5 tiny tests to decide if you need a voice app
Voice seems to be one of the most notable opportunities in the market. In the U.S. alone 24% of households own at least one smart speaker (Google/Amazon), which means 80 million potential users.
You’re probably looking at these stats and thinking, ”hmm... I should build a voice app”. Well, the truth is that voice can be an amazing fit for your application, but also a terrible one, depending on the use case or scenario.
So how can you evaluate it? I came up with a fun, easy way to do that whether you’re an Indie developer or representing an enterprise — A game!
Or even more specific — a personality quiz for your app.
Let’s take your use case and put it into several tests, in some tests it can earn points but it can also lose points for others.
- If passed the test, add (+) the number to your total sum
- If failed, subtract (-)
- You’ll find how much to add/subtract in the headline of each test
- In some tests, you can only earn points — those who don’t have a “-” sign in the headline
So let’s grab a piece of paper (or open the notepad) and get started!
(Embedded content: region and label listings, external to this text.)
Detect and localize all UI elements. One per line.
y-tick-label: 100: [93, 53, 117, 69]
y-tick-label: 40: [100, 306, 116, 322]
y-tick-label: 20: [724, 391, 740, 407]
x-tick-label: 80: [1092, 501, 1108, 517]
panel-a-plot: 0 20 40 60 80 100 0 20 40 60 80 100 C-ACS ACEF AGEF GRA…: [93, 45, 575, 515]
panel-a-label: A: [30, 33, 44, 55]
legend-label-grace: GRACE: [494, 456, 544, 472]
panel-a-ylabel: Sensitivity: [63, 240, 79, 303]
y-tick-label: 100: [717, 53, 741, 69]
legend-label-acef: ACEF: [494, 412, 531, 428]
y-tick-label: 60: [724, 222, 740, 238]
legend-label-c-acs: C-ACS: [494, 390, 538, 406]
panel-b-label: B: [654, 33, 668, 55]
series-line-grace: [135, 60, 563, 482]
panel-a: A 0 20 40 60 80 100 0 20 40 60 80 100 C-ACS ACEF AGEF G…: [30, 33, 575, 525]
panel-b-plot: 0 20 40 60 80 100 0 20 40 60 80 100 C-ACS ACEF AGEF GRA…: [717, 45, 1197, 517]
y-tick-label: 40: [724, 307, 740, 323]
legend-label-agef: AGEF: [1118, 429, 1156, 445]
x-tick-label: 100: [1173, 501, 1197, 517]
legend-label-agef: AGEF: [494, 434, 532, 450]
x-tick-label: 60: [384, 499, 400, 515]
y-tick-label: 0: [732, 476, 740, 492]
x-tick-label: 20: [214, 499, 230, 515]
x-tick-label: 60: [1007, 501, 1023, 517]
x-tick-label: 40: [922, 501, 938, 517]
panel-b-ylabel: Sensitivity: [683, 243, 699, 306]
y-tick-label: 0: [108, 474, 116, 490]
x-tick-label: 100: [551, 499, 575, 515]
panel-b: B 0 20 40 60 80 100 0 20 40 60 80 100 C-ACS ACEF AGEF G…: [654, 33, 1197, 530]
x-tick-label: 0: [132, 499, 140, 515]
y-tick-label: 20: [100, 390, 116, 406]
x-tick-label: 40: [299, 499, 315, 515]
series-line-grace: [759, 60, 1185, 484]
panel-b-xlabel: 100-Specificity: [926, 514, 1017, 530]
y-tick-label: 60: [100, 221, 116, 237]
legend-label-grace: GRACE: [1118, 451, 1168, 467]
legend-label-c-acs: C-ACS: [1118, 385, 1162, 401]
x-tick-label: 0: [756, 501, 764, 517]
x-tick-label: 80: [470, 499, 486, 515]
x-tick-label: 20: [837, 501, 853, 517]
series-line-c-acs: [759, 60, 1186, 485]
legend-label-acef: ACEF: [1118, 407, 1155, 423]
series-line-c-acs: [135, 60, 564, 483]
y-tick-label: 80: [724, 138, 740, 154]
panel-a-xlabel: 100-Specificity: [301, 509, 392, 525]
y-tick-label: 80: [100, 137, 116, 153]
#1 The friction test (+/- _ points)
This is the fundamental test for your use case, and it’s just about counting actions — it is that simple.
count the number of actions the user will have to do in a traditional UI. (Web/App)
Subtract (-) it with the number of actions it will have to do in a voice UI
Voice-based interfaces have one big possible advantage — the user can trigger a complex action with just *one* sentence.
For example, using a bank voice assistant:
“What was my balance from December 15' not including any foreign currency?”
— “Your balance on December 15' was 1,000,001$ ”
In a traditional UI (web) you would probably have to:
- Google your bank name and enter their website
- Log in to your account
- Choose the balance menu
- Page to December 2015
- Filter foreign currencies
Tiring. isn’t it?
So in a voice UI we counted 1 action, in the traditional UI total of 5 Actions!
In that case, it will be 5–1 = 4 extra actions (!)
- As I said, this is a crucial test so every extra action counts as 2 points!
- As it is the most fundamental test in the process, we’d count each action twice
- In our case, we’ll add 4*2 = 8 points.
To be more precise, measure the “happy path” of your app as well as the “error path” and compare both of them to a traditional UI.
Also, you give a different weight to longer actions such as searching, browsing and sorting, compared to shorter action.
#2 The “busy hands” test (+3 points)
If in a typical scenario your user’s hands are occupied or resting, this could be a great advantage for your voice app.
A few examples for that are:
- Driving, Walking, Running
- A mom carrying her child
- Preparing food in the kitchen
- Lying in bed
One of the most common voice commands I use is controlling Netflix on my Chromecast.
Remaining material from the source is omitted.